Pasó mentalmente revista a las reacciones de unos y otros, de Véronique, de su marido, de la señora Josselin, a la que aún no había visto, a la que ni siquiera había solicitado ver.
En el fondo de todo aquello latía algo desasosegante. Era desasosegante, por ejemplo, tener que comprobar las afirmaciones del doctor Fabre, como si fuera un vulgar sospechoso.
Y, sin embargo, ateniéndose a las pruebas, sólo podía sospecharse de él. El sustituto y el juez de instrucción Gossard habían pensado, desde luego, lo mismo, pero no se habían atrevido a decir nada, por eso, porque aquel asunto les producía el mismo malestar que a Maigret.
¿Quién sabía que las dos mujeres, madre e hija, iban a estar en el teatro aquella noche? Muy poca gente, sin duda; hasta entonces, no se había citado a nadie.
Fabre llegó a Notre-Dame-des-Champs alrededor de las nueve y media y se puso a jugar al ajedrez con su suegro.
Después le llamaron desde su casa para decirle que un enfermo reclamaba sus servicios en la calle Julie. La cosa, hasta ese momento, no tenía nada de particular.
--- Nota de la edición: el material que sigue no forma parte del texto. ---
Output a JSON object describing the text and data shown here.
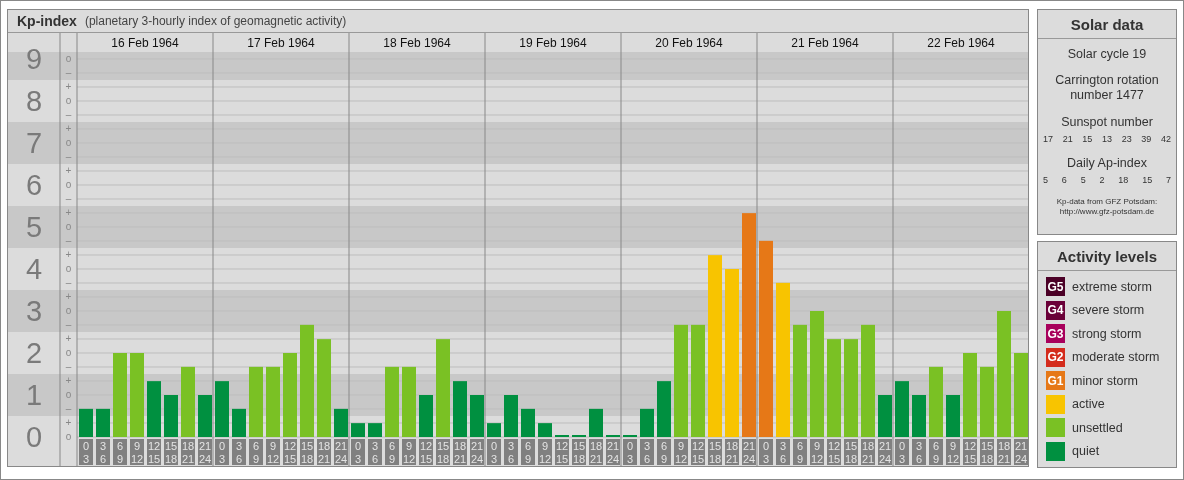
{
  "header": {
    "title": "Kp-index",
    "subtitle": "(planetary 3-hourly index of geomagnetic activity)"
  },
  "chart": {
    "days": [
      "16 Feb 1964",
      "17 Feb 1964",
      "18 Feb 1964",
      "19 Feb 1964",
      "20 Feb 1964",
      "21 Feb 1964",
      "22 Feb 1964"
    ],
    "scale_marks": [
      "o",
      "–",
      "+",
      "o",
      "–",
      "+",
      "o",
      "–",
      "+",
      "o",
      "–",
      "+",
      "o",
      "–",
      "+",
      "o",
      "–",
      "+",
      "o",
      "–",
      "+",
      "o",
      "–",
      "+",
      "o",
      "–",
      "+",
      "o"
    ],
    "chart_data": {
      "type": "bar",
      "ylim": [
        -0.7143,
        9.619
      ],
      "grid": true,
      "bands": [
        {
          "axis": "y",
          "from": 8.5,
          "to": 9.1667,
          "color": "#c8c8c8"
        },
        {
          "axis": "y",
          "from": 6.5,
          "to": 7.5,
          "color": "#c8c8c8"
        },
        {
          "axis": "y",
          "from": 4.5,
          "to": 5.5,
          "color": "#c8c8c8"
        },
        {
          "axis": "y",
          "from": 2.5,
          "to": 3.5,
          "color": "#c8c8c8"
        },
        {
          "axis": "y",
          "from": 0.5,
          "to": 1.5,
          "color": "#c8c8c8"
        }
      ],
      "yticks": [
        {
          "value": 9,
          "label": "9"
        },
        {
          "value": 8,
          "label": "8"
        },
        {
          "value": 7,
          "label": "7"
        },
        {
          "value": 6,
          "label": "6"
        },
        {
          "value": 5,
          "label": "5"
        },
        {
          "value": 4,
          "label": "4"
        },
        {
          "value": 3,
          "label": "3"
        },
        {
          "value": 2,
          "label": "2"
        },
        {
          "value": 1,
          "label": "1"
        },
        {
          "value": 0,
          "label": "0"
        }
      ],
      "categories": [
        "0 3",
        "3 6",
        "6 9",
        "9 12",
        "12 15",
        "15 18",
        "18 21",
        "21 24",
        "0 3",
        "3 6",
        "6 9",
        "9 12",
        "12 15",
        "15 18",
        "18 21",
        "21 24",
        "0 3",
        "3 6",
        "6 9",
        "9 12",
        "12 15",
        "15 18",
        "18 21",
        "21 24",
        "0 3",
        "3 6",
        "6 9",
        "9 12",
        "12 15",
        "15 18",
        "18 21",
        "21 24",
        "0 3",
        "3 6",
        "6 9",
        "9 12",
        "12 15",
        "15 18",
        "18 21",
        "21 24",
        "0 3",
        "3 6",
        "6 9",
        "9 12",
        "12 15",
        "15 18",
        "18 21",
        "21 24",
        "0 3",
        "3 6",
        "6 9",
        "9 12",
        "12 15",
        "15 18",
        "18 21",
        "21 24"
      ],
      "series": [
        {
          "color": "#009040",
          "values": [
            0.67,
            0.67,
            null,
            null,
            1.33,
            1,
            null,
            1,
            1.33,
            0.67,
            null,
            null,
            null,
            null,
            null,
            0.67,
            0.33,
            0.33,
            null,
            null,
            1,
            null,
            1.33,
            1,
            0.33,
            1,
            0.67,
            0.33,
            0,
            0,
            0.67,
            0,
            0,
            0.67,
            1.33,
            null,
            null,
            null,
            null,
            null,
            null,
            null,
            null,
            null,
            null,
            null,
            null,
            1,
            1.33,
            1,
            null,
            1,
            null,
            null,
            null,
            null
          ]
        },
        {
          "color": "#7ac124",
          "values": [
            null,
            null,
            2,
            2,
            null,
            null,
            1.67,
            null,
            null,
            null,
            1.67,
            1.67,
            2,
            2.67,
            2.33,
            null,
            null,
            null,
            1.67,
            1.67,
            null,
            2.33,
            null,
            null,
            null,
            null,
            null,
            null,
            null,
            null,
            null,
            null,
            null,
            null,
            null,
            2.67,
            2.67,
            null,
            null,
            null,
            null,
            null,
            2.67,
            3,
            2.33,
            2.33,
            2.67,
            null,
            null,
            null,
            1.67,
            null,
            2,
            1.67,
            3,
            2
          ]
        },
        {
          "color": "#f8c400",
          "values": [
            null,
            null,
            null,
            null,
            null,
            null,
            null,
            null,
            null,
            null,
            null,
            null,
            null,
            null,
            null,
            null,
            null,
            null,
            null,
            null,
            null,
            null,
            null,
            null,
            null,
            null,
            null,
            null,
            null,
            null,
            null,
            null,
            null,
            null,
            null,
            null,
            null,
            4.33,
            4,
            null,
            null,
            3.67,
            null,
            null,
            null,
            null,
            null,
            null,
            null,
            null,
            null,
            null,
            null,
            null,
            null,
            null
          ]
        },
        {
          "color": "#e67817",
          "values": [
            null,
            null,
            null,
            null,
            null,
            null,
            null,
            null,
            null,
            null,
            null,
            null,
            null,
            null,
            null,
            null,
            null,
            null,
            null,
            null,
            null,
            null,
            null,
            null,
            null,
            null,
            null,
            null,
            null,
            null,
            null,
            null,
            null,
            null,
            null,
            null,
            null,
            null,
            null,
            5.33,
            4.67,
            null,
            null,
            null,
            null,
            null,
            null,
            null,
            null,
            null,
            null,
            null,
            null,
            null,
            null,
            null
          ]
        }
      ]
    }
  },
  "solar_data": {
    "title": "Solar data",
    "cycle": "Solar cycle 19",
    "rotation": "Carrington rotation number 1477",
    "sunspot_label": "Sunspot number",
    "sunspots": [
      "17",
      "21",
      "15",
      "13",
      "23",
      "39",
      "42"
    ],
    "ap_label": "Daily Ap-index",
    "ap_values": [
      "5",
      "6",
      "5",
      "2",
      "18",
      "15",
      "7"
    ],
    "credit_lines": [
      "Kp-data from GFZ Potsdam:",
      "http://www.gfz-potsdam.de"
    ]
  },
  "activity_levels": {
    "title": "Activity levels",
    "items": [
      {
        "badge": "G5",
        "label": "extreme storm",
        "color": "#4b0026"
      },
      {
        "badge": "G4",
        "label": "severe storm",
        "color": "#6a0038"
      },
      {
        "badge": "G3",
        "label": "strong storm",
        "color": "#a8005c"
      },
      {
        "badge": "G2",
        "label": "moderate storm",
        "color": "#d42b1c"
      },
      {
        "badge": "G1",
        "label": "minor storm",
        "color": "#e67817"
      },
      {
        "label": "active",
        "color": "#f8c400"
      },
      {
        "label": "unsettled",
        "color": "#7ac124"
      },
      {
        "label": "quiet",
        "color": "#009040"
      }
    ]
  }
}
Era probable que, como todos los médicos, recibiera avisos nocturnos con frecuencia.
¿Pero no era, sin embargo, una coincidencia muy significativa que, precisamente aquella noche, la criada entendiera mal el nombre? ¿Y que enviara al médico a una dirección donde nadie tenía necesidad de él?
Luego, en lugar de volver a Notre-Dame-des-Champs para terminar la partida y esperar a su mujer, Fabre se dio una vuelta por el hospital. Esto también debía hacerlo frecuentemente y encajaba a la perfección con el retrato que de él había trazado el doctor Larue.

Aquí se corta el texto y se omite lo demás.